Сергей говорил ей что-то, крепко взяв за локти, потом он осторожно расцепил ее пальцы, все еще стиснутые на поручне, и куда-то повел. Уже на бульваре Котовского, в полуквартале от своего дома, она вдруг остановилась и посмотрела на Сергея, словно и не узнавая его.
— Ты не подумал обо мне, — с трудом выговорила она наконец слова, которые все это время бились у нее в мозгу, гася сознание. — Как ты мог… Ты ведь совсем обо мне не подумал…
В этот жаркий послеобеденный час на бульваре было тихо. Привычно шелестели каштаны, пожилая женщина вязала на скамейке чулок, то и дело поглядывая поверх очков на копошащегося неподалеку малыша. Таню снова обдало холодом от дошедшего до ее сознания чудовищного контраста между этой мирной сценкой и тем непостижимым, что уже отняло у нее самой все, составляющее обычную человеческую жизнь.
— Именно о тебе я и думал, — глухо сказал Сергей. — Именно о тебе. Может, я не так все это понимаю, как нужно… Но только я с самого первого дня думаю только о тебе.
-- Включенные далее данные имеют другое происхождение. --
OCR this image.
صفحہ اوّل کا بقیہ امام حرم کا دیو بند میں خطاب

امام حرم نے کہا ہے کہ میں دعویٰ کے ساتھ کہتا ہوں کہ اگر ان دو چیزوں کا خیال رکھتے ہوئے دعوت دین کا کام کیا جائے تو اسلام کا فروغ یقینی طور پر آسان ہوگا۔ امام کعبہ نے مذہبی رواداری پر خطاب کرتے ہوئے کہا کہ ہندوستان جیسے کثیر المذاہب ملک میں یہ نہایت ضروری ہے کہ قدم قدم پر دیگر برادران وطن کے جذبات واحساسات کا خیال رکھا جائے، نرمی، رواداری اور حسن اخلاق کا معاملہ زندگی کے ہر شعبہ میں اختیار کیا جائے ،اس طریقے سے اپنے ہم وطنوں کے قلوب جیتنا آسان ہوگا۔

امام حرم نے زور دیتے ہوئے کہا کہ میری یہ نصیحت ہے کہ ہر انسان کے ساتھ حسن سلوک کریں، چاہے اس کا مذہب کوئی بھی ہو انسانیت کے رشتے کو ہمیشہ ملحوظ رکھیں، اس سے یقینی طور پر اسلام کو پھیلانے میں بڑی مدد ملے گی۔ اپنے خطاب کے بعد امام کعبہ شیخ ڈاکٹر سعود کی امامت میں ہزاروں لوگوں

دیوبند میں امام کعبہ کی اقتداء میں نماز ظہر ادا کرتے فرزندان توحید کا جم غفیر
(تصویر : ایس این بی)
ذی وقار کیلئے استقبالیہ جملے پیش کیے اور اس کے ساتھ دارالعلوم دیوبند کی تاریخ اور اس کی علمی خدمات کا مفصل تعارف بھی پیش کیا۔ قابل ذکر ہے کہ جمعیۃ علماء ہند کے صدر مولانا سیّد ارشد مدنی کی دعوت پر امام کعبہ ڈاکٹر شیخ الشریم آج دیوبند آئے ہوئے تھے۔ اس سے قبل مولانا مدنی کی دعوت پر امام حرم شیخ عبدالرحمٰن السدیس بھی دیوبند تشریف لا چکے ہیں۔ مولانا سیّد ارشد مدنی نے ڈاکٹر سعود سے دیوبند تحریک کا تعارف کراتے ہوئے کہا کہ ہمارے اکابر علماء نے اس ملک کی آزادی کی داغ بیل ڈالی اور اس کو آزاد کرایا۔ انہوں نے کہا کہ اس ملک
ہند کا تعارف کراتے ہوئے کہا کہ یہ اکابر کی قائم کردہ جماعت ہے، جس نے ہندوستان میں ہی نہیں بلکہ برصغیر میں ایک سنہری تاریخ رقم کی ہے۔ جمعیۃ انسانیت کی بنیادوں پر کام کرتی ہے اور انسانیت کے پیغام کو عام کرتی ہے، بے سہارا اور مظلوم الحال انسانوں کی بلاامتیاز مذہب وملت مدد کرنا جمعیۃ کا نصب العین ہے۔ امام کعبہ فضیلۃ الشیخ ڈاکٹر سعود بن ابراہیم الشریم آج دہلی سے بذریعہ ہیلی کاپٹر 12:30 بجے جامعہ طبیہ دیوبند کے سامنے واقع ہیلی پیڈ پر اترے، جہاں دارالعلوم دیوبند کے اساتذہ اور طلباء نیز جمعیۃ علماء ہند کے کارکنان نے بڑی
Кем бы я был, интересно, если бы остался сейчас в тылу, пока тебя кто-то другой защищает там, на фронте…
С первого часа войны Володя Глушко находился в состоянии лихорадочной активности. Отец еще накануне с вечера уехал на рыбалку и звал его с собой, но Володя собирался пойти в лес вместе с одноклассниками; он уже уходил, когда Лена включила радио и он услышал слова: «…Работают все радиостанции Советского Союза». Поколебавшись секунду, он бросил рюкзак на пол и стал ждать начала передачи, — похоже было, что предстояло важное сообщение. Таким образом,
Он начал свою деятельность с того, что дал затрещину Олегу, вздумавшему бурно изъявлять радость по поводу ожидающих их опасных и интересных приключений. Когда тот с ревом убрался из комнаты, Володя произнес энергичную речь, обращенную к матери и сестре, доказывая абсолютную неизбежность полного военно-политического краха Германии в течение ближайших сорока восьми часов, упомянул о Тельмане и великолепных революционных традициях немецкого пролетариата и решительно воспротивился намерению Ольги Ивановны бежать запасаться солью и спичками. Кое-как успокоив женскую половину семейства, Володя Глушко натянул берет и рысью помчался по Подгорному спуску устанавливать контакты с приятелями.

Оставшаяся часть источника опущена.